From: Bill Davidsen <davidsen@tmr.com>
To: Roger Lucas <roger@planbit.co.uk>
Cc: linux-raid@vger.kernel.org, neilb@suse.de
Subject: Re: Odd (slow) RAID performance
Date: Sat, 02 Dec 2006 00:27:56 -0500 [thread overview]
Message-ID: <45710EDC.9050805@tmr.com> (raw)
In-Reply-To: <20061201092211.4ACDB12EDE@bluewhale.planbit.co.uk>
Roger Lucas wrote:
>> Roger Lucas wrote:
>>>>> What drive configuration are you using (SCSI / ATA / SATA), what
>> chipset
>>>> is
>>>>
>>>>> providing the disk interface and what cpu are you running with?
>>>>>
>>>> 3xSATA, Seagate 320 ST3320620AS, Intel 6600, ICH7 controller using the
>>>> ata-piix driver, with drive cache set to write-back. It's not obvious
>> to
>>>> me why that matters, but if it helps you see the problem I''m glad to
>>>> provide the info. I'm seeing ~50MB/s on the raw drive, and 3x that on
>>>> plain stripes, so I'm assuming that either the RAID-5 code is not
>>>> working well or I haven't set it up optimally.
>>>>
>>> If it had been ATA, and you had two drives as master+slave on the same
>>> cable, then they would be fast individually but slow as a pair.
>>>
>>> RAID-5 is higher overhead than RAID-0/RAID-1 so if your CPU was slow
>> then
>>> you would see some degradation from that too.
>>>
>>> We have similar hardware here so I'll run some tests here and see what I
>>> get...
>> Much appreciated. Since my last note I tried adding --bitmap=internal to
>> the array. Bot is that a write performance killer. I will have the chart
>> updated in a minute, but write dropped to ~15MB/s with bitmap. Since
>> Fedora can't seem to shut the last array down cleanly, I get a rebuild
>> on every boot :-( So the array for the LVM has bitmap on, as I hate to
>> rebuild 1.5TB regularly.
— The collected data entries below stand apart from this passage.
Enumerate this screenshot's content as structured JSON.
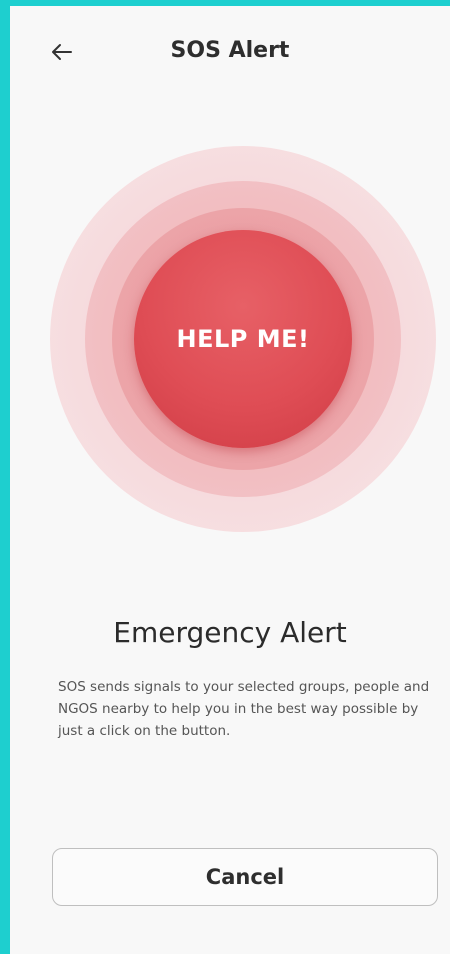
{
  "header": {
    "back_icon": "arrow-left-icon",
    "title": "SOS Alert"
  },
  "sos": {
    "button_label": "HELP ME!"
  },
  "alert": {
    "title": "Emergency Alert",
    "description": "SOS sends signals to your selected groups, people and NGOS nearby to help you in the best way possible by just a click on the button."
  },
  "footer": {
    "cancel_label": "Cancel"
  },
  "colors": {
    "border_accent": "#1ecfcf",
    "sos_red": "#df4d55",
    "background": "#f8f8f8"
  }
}
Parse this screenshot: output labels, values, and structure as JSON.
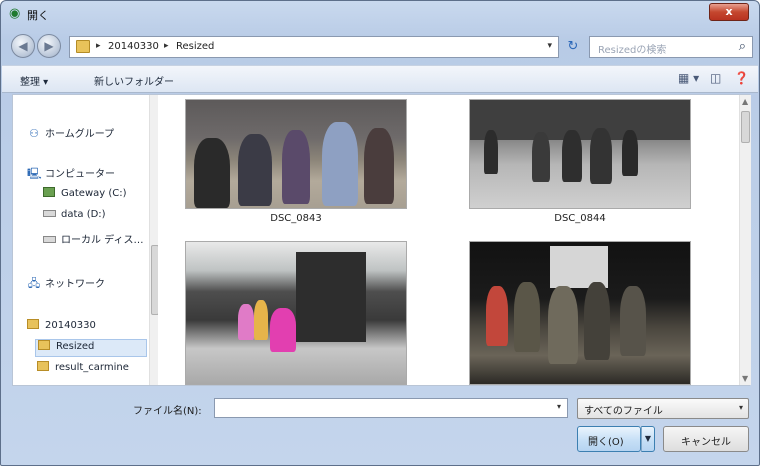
{
  "window": {
    "title": "開く",
    "close_label": "x"
  },
  "navigation": {
    "breadcrumbs": [
      "20140330",
      "Resized"
    ],
    "search_placeholder": "Resizedの検索",
    "refresh_icon": "refresh-icon"
  },
  "toolbar": {
    "organize_label": "整理 ▾",
    "new_folder_label": "新しいフォルダー"
  },
  "sidebar": {
    "items": [
      {
        "label": "ホームグループ",
        "icon": "homegroup-icon"
      },
      {
        "label": "コンピューター",
        "icon": "computer-icon"
      },
      {
        "label": "Gateway (C:)",
        "icon": "drive-icon"
      },
      {
        "label": "data (D:)",
        "icon": "drive-icon"
      },
      {
        "label": "ローカル ディス…",
        "icon": "drive-icon"
      },
      {
        "label": "ネットワーク",
        "icon": "network-icon"
      },
      {
        "label": "20140330",
        "icon": "folder-icon"
      },
      {
        "label": "Resized",
        "icon": "folder-icon",
        "selected": true
      },
      {
        "label": "result_carmine",
        "icon": "folder-icon"
      }
    ]
  },
  "files": [
    {
      "name": "DSC_0843"
    },
    {
      "name": "DSC_0844"
    },
    {
      "name": ""
    },
    {
      "name": ""
    }
  ],
  "footer": {
    "filename_label": "ファイル名(N):",
    "filename_value": "",
    "filter_value": "すべてのファイル",
    "open_label": "開く(O)",
    "cancel_label": "キャンセル"
  }
}
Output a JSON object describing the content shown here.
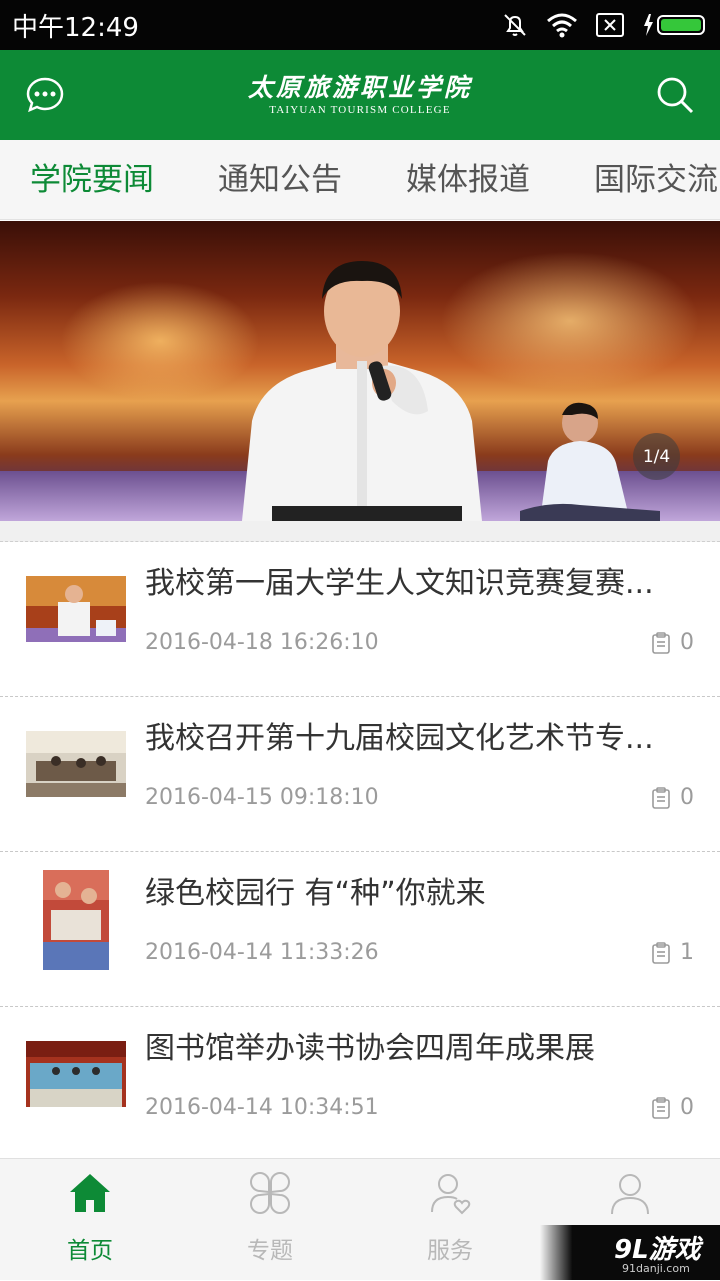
{
  "status_bar": {
    "time": "中午12:49"
  },
  "header": {
    "logo_cn": "太原旅游职业学院",
    "logo_en": "TAIYUAN TOURISM COLLEGE"
  },
  "tabs": [
    {
      "label": "学院要闻",
      "active": true
    },
    {
      "label": "通知公告",
      "active": false
    },
    {
      "label": "媒体报道",
      "active": false
    },
    {
      "label": "国际交流",
      "active": false
    }
  ],
  "banner": {
    "counter": "1/4"
  },
  "news": [
    {
      "title": "我校第一届大学生人文知识竞赛复赛...",
      "date": "2016-04-18 16:26:10",
      "comments": "0"
    },
    {
      "title": "我校召开第十九届校园文化艺术节专...",
      "date": "2016-04-15 09:18:10",
      "comments": "0"
    },
    {
      "title": "绿色校园行 有“种”你就来",
      "date": "2016-04-14 11:33:26",
      "comments": "1"
    },
    {
      "title": "图书馆举办读书协会四周年成果展",
      "date": "2016-04-14 10:34:51",
      "comments": "0"
    }
  ],
  "bottom_nav": [
    {
      "label": "首页",
      "icon": "home-icon",
      "active": true
    },
    {
      "label": "专题",
      "icon": "clover-icon",
      "active": false
    },
    {
      "label": "服务",
      "icon": "user-heart-icon",
      "active": false
    },
    {
      "label": "我的",
      "icon": "user-icon",
      "active": false
    }
  ],
  "watermark": {
    "logo": "9L游戏",
    "sub": "91danji.com"
  },
  "colors": {
    "brand_green": "#0d8a36",
    "inactive_gray": "#b8b8b8"
  }
}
Have to do some compromises on that!
>>
>
> Hi Bill,
>
> Here are the results of my tests here:
>
> CPU: Intel Celetron 2.7GHz socket 775
> MB: Abit LG-81 (Lakeport ICH7 chipset)
> HDD: 4 x Seagate SATA ST3160812AS (directly connected to ICH7)
> OS: Linux 2.6.16-xen
>
> root@hydra:~# uname -a
> Linux hydra 2.6.16-xen #1 SMP Thu Apr 13 18:46:07 BST 2006 i686 GNU/Linux
> root@hydra:~#
>
> All four disks are built into a RAID-5 array to provide ~420GB real storage.
> Most of this is then used by the other Xen virtual machines but there is a
> bit of space left on this server to play with in the Dom-0.
>
> I wasn't able to run I/O tests with "dd" on the disks themselves as I don't
> have a spare partition to corrupt, but hdparm gives:
>
> root@hydra:~# hdparm -tT /dev/sda
>
> /dev/sda:
> Timing cached reads: 3296 MB in 2.00 seconds = 1648.48 MB/sec
> Timing buffered disk reads: 180 MB in 3.01 seconds = 59.78 MB/sec
> root@hydra:~#
>
> Which is exactly what I would expect as this is the performance limit of the
> disk. We have a lot of ICH7/ICH7R-based servers here and all can run the
> disk at their maximum physical speed without problems.
>
> root@hydra:~# cat /proc/mdstat
> Personalities : [raid5] [raid4]
> md0 : active raid5 sda2[0] sdd2[3] sdc2[2] sdb2[1]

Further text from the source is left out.